Não é restaurante perfeito. Mas é restaurante necessário. E, considerando o que entrega pelo que cobra, é um dos melhores negócios gastronômicos de São Paulo no momento. É lugar que pensa, mas que não esquece de sentir. E isso, em cenário gastronômico cada vez mais polarizado entre fast food sem alma e fine dining pretensioso, é quase revolucionário.

Todas as visitas do crítico são pagas pelo GLOBO e feitas sem qualquer aviso prévio.

CORRUTELA | Informações essenciais

📍 Endereço: Rua Medeiros de Albuquerque, 256 — Vila Madalena, São Paulo – SP

🍽️ Culinária: Brasileira contemporânea / farm-to-table — forte viés vegetal, uso de ingredientes orgânicos e sazonais, cardápio criativo.

👨‍🍳 Chef: César Costa

⏰ Horário de Funcionamento:

• Segunda: fechado

• Terça: fechado

• Quarta a Sábado: almoço 12h–16h; jantar 19h–23h

• Domingo: almoço das 12h às 16h30

📞 Telefone: +55 (11) 3097-9490

💲 Faixa de Preço: $$ — menu degustação de 5 tempos ou à la carte com pratos autorais; preço médio superior à média de SP.

🥘 Destaques:

• Sustentabilidade de ponta: uso de ingredientes orgânicos, compostagem própria, energia solar, moagem in-house de grãos, aproveitamento integral dos insumos.

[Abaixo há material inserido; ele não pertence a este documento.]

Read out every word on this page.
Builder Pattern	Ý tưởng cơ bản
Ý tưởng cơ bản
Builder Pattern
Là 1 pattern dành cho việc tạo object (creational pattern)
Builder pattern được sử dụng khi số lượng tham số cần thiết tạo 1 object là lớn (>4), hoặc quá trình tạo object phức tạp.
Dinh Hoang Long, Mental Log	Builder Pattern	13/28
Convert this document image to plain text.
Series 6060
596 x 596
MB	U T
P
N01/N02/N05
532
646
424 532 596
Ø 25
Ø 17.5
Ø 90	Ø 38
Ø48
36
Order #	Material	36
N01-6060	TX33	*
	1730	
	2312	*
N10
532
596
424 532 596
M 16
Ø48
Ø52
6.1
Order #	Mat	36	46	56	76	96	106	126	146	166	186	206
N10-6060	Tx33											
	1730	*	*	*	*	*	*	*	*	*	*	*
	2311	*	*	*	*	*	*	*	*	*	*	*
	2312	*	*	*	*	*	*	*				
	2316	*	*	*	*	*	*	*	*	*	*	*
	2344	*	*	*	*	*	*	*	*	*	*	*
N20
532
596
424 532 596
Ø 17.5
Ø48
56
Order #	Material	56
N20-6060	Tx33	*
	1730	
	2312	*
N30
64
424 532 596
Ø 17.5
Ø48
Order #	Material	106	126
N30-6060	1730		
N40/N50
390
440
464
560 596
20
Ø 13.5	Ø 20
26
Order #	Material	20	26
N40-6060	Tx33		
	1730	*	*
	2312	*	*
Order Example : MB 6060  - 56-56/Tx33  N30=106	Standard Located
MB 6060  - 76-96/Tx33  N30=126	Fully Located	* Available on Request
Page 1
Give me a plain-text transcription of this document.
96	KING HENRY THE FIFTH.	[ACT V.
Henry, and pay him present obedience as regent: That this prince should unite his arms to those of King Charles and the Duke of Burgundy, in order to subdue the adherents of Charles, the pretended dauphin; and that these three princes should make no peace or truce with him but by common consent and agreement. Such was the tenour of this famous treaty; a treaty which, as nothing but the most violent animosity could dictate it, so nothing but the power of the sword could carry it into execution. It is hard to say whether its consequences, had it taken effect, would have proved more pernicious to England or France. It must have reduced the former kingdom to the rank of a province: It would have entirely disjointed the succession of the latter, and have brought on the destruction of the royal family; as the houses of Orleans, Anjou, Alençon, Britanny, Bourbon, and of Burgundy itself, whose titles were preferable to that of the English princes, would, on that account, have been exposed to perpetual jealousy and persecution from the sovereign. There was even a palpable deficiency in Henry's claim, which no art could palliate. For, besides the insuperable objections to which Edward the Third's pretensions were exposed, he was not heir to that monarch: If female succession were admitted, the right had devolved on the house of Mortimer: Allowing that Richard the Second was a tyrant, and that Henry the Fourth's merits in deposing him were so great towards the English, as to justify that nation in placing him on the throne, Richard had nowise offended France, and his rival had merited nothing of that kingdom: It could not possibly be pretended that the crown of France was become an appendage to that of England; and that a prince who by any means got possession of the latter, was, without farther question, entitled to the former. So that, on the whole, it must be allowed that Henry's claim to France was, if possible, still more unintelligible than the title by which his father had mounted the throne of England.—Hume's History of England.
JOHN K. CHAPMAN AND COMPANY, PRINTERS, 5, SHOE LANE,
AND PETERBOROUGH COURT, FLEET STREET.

• Cozinha criativa e técnica: pratos autorais com vegetais, carnes e frutos do mar, muitas vezes com abordagens inusitadas e refinadas.

• Ambiente contemporâneo: cozinha aberta e estética minimalista, ideal para quem valoriza experiência gastronômica e consciência ambiental.

👀 Atmosfera: casual-sofisticada, despretensiosa, com vibe urbana e moderna — perfeita para jantares a dois ou encontros discretos.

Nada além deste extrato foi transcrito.